Então, por exemplo, você pode formar frases simples com informação muito básica como “água”+ “que”+ “corre”.

E aí é que vem a grande diferença.

Primeiro, deixem que eu explique: decifrar palavras, para mim, não é o mesmo que ler. Juntar letras, “acolherar” letras, é uma coisa. Fazer com que esse conjunto de símbolos que não passam de rabiscos, tenham um significado, é outra. É, justamente, o que faz de alguém um leitor: dar sentido ao que vê em forma de símbolo.

Bem, sigo com meu raciocínio:

Quando eu leio a palavra “água”, minha mente evoca uma imagem. Se eu leio uma frase simples como “água que corre”, minha mente evoca um quadro completo: um riacho borbulhante sobre pedras cheias de musgo. Essa imagem tem cor, luz, movimento, som, cheiro. É absolutamente completa, mesmo que na sequência o autor me descreva um quadro muito diferente. E o mais fantástico é que cada leitor “verá” o seu quadro particular de “água que corre”, composto por suas próprias reminiscências. Reminiscências, neste caso, feitas de informação e lembrança, portanto capaz de evocar sentimentos.

Isso faz da Literatura uma experiência absolutamente pessoal e única, abissal, completa. Não há, repito, não há nada escrito, por mais simples que seja, que não toque essa corda que nos move, o sentimento. Toda frase escrita tem o poder de nos sacudir, de nos fazer pensar. Nada, absolutamente nada, que estiver escrito, é inócuo. Tudo tem poder sobre nós porque, passando pelo raciocínio, toma forma, realmente, no espírito de quem lê. A Literatura – e tudo o que é escrito, nesse caso – acontece no coração, como já disse um escritor que ouvi falar certa vez.

O que torna a Literatura um desafio para quem não quer mexer com as suas emoções, com quem está em pânico com elas. Quando eu jogo no PC, dirijo feito uma doida um carro de pixels, mato com uma metralhadora um sujeito virtual, não tenho que pensar na moral disso. Não há consequência imediata na realidade.

Mas se eu leio um livro, mesmo que não me mova de uma cadeira, o texto remexe o meu interior e me obriga a pensar, me confronta a cada linha com o que eu penso, faço e acredito. Ele me desafia, mesmo quando é uma história de fadas, escrito em verso, com um vocabulário simples.

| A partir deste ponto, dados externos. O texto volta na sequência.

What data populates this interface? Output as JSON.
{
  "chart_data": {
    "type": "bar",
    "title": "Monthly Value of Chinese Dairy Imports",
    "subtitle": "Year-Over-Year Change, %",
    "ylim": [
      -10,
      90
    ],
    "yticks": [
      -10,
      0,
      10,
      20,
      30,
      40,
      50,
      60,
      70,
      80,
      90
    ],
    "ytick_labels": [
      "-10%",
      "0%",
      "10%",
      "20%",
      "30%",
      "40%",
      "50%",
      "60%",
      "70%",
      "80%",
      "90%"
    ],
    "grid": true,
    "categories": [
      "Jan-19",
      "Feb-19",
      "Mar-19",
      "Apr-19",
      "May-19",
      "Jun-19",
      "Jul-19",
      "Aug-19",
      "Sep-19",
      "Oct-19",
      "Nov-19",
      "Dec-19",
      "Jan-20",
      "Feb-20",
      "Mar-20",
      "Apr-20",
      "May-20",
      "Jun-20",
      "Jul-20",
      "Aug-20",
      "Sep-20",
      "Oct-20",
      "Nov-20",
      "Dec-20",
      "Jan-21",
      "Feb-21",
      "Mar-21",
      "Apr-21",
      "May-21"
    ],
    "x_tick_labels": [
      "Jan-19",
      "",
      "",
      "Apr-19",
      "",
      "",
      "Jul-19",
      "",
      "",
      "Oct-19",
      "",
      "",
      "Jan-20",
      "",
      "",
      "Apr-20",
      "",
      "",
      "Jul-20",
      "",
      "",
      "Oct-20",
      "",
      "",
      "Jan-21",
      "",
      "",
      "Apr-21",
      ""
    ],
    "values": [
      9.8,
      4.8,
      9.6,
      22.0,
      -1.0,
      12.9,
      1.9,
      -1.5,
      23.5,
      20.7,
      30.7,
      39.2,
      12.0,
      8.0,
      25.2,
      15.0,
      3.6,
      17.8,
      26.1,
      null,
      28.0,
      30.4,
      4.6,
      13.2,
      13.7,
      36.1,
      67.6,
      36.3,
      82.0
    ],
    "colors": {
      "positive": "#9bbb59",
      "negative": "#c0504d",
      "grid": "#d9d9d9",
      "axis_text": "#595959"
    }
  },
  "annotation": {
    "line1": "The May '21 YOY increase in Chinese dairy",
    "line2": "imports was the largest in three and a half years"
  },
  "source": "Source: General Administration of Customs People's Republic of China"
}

Toda palavra escrita é subversiva. Ela é permanente, o que a difere no Tempo e no Espaço da palavra falada. Ela subverte o que eu acredito ser real, questiona a mim e à minha realidade o tempo todo. Um texto escrito é, portanto, um problema em potencial.

E aí, pois, chego ao meu gatilho: a frase escrita por um debatedor, no post de um amigo, no Facebook.

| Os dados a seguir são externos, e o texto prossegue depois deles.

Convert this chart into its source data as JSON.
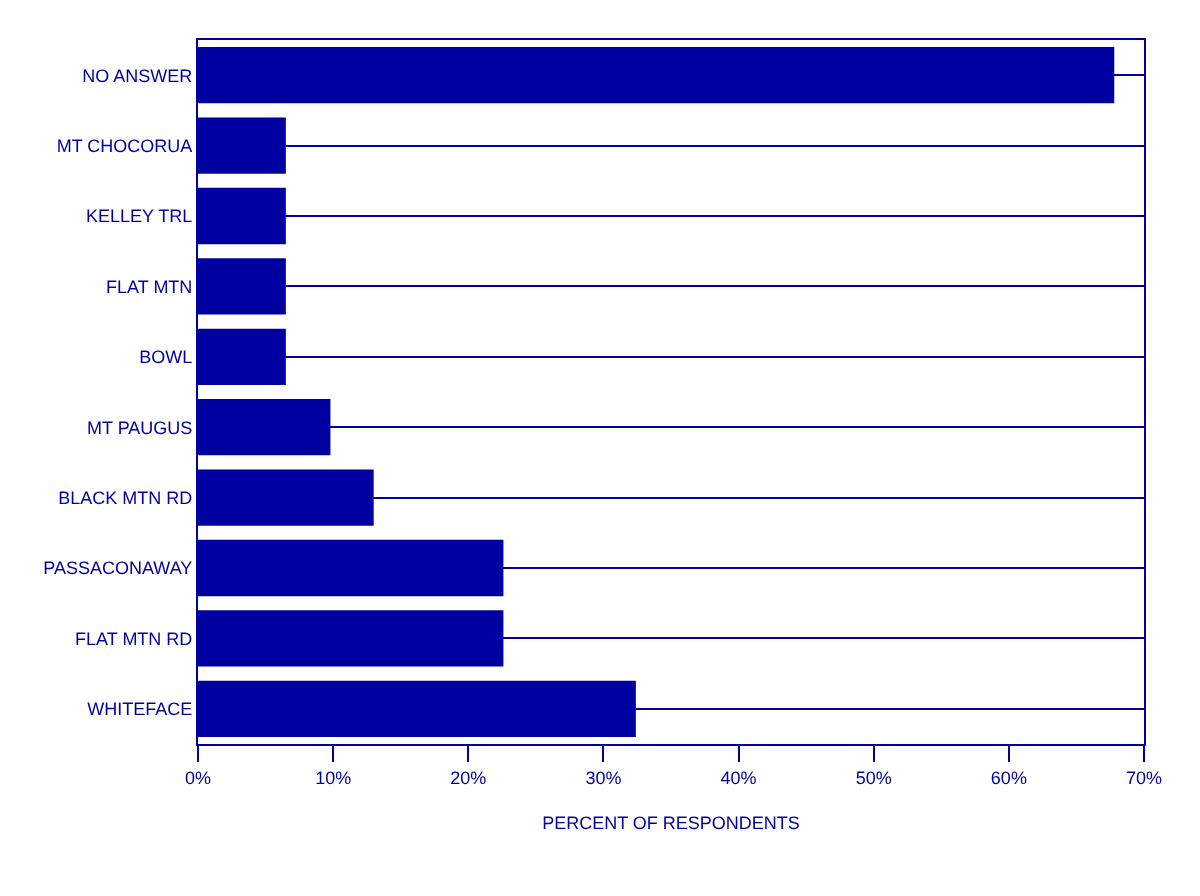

A frase era: “É só um livro”. Dentro da conversa virtual, a frase soou com um profundo desprezo.

É só um livro.

Imediatamente saltou à minha cabeça, em tom de indignação quase uma centena de “só um livro”, toda uma biblioteca. Livros que levaram pessoas à loucura e nações à guerra. Livros que levaram gente à perdição e a à salvação e, em ambos casos, à transformação.

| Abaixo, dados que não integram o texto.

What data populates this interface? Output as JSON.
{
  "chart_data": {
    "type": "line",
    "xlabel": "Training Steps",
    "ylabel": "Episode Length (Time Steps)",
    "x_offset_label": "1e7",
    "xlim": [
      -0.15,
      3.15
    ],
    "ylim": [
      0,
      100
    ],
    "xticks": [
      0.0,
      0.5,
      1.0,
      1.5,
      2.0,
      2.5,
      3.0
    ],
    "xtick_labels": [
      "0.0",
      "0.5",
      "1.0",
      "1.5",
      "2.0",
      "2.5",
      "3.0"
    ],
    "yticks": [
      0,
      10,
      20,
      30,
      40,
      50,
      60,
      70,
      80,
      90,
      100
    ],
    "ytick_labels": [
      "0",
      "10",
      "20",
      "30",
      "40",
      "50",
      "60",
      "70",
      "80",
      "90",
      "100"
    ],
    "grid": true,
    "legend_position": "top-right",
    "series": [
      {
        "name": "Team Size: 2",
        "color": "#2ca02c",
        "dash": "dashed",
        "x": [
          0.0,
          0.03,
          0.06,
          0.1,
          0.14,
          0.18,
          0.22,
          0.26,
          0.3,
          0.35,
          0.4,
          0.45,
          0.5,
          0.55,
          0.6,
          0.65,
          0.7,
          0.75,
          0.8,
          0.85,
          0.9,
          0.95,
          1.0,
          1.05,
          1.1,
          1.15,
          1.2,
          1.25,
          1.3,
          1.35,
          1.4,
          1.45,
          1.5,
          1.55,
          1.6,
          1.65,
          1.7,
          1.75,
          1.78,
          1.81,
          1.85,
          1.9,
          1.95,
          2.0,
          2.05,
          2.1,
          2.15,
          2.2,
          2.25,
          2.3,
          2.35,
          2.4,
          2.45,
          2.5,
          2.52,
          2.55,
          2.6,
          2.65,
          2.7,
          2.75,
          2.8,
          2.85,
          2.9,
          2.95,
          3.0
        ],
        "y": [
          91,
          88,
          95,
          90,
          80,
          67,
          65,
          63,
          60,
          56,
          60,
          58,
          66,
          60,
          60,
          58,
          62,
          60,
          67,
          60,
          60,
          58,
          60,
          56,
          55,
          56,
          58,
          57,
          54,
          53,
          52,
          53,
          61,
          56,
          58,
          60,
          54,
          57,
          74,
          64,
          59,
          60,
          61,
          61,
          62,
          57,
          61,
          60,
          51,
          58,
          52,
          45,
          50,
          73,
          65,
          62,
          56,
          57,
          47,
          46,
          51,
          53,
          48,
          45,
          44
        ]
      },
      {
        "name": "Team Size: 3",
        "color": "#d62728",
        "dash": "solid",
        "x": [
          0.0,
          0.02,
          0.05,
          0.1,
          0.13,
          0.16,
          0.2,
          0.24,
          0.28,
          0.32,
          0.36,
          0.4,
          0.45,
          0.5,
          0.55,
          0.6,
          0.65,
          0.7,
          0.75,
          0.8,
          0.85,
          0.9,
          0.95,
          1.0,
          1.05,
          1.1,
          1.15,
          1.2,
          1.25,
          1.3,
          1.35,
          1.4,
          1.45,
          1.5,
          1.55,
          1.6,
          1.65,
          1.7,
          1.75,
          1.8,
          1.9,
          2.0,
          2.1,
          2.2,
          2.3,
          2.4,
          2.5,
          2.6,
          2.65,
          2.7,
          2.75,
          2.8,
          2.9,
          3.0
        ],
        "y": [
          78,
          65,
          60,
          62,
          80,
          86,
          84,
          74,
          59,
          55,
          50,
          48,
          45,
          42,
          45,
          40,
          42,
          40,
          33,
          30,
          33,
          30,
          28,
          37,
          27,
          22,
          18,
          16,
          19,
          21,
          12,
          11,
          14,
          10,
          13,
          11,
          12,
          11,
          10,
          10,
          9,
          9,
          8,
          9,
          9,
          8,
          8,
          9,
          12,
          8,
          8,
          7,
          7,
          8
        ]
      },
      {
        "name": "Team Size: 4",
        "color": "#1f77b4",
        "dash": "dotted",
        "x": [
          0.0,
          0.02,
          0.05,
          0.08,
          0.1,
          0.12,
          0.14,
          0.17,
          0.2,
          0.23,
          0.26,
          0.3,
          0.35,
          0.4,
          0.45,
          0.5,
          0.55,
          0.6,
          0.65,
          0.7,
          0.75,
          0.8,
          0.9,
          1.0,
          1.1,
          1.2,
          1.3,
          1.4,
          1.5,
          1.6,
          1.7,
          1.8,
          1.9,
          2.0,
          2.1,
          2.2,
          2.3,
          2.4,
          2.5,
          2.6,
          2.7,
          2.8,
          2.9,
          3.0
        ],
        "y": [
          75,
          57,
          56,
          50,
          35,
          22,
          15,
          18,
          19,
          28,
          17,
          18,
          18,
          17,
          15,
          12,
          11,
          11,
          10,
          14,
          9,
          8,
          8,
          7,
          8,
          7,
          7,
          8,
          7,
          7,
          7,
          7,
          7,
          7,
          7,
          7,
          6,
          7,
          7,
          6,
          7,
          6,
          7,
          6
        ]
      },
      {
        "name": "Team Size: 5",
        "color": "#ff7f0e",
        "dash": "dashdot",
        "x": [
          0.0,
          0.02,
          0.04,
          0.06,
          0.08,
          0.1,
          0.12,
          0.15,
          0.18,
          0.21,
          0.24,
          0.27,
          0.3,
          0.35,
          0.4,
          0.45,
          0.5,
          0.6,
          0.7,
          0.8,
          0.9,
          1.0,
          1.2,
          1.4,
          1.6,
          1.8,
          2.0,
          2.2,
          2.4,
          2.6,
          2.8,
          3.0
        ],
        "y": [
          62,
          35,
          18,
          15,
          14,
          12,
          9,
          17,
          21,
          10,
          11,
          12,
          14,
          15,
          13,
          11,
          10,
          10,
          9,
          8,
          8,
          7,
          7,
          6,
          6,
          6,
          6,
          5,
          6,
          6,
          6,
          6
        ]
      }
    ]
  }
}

Como assim, “é só um livro”?!

Um livro não é só um livro. É uma arma intelectual carregada e apontada para nossas certezas.

Da próxima vez que você sentar com um livro nas mãos, lembre-se disso: o objeto de papel (ou o virtual, de plástico e energia) não é só um livro.

O que ele contém não é apenas um conjunto de rabiscos.

São idéias. Vão fazer você pensar, quer queira, quer não queira. Essa coisa vai desafiar você a decifrá-lo e então devorará o seu Tempo e a você mesmo e o obrigará a seguir transformado, mesmo que seja um texto simples e você não queira, ou não esteja preparado para isso. Não importa o quanto. Não importa se é visível ou não. Ninguém passa pela leitura isento de mudança.

É isso o que faz de um livro um livro. É isso o que assusta, na Literatura.

É isso o que leva as pessoas a querer tirá-los das estantes. Não é o que eles contém. É o que eles despertam dentro de seus leitores.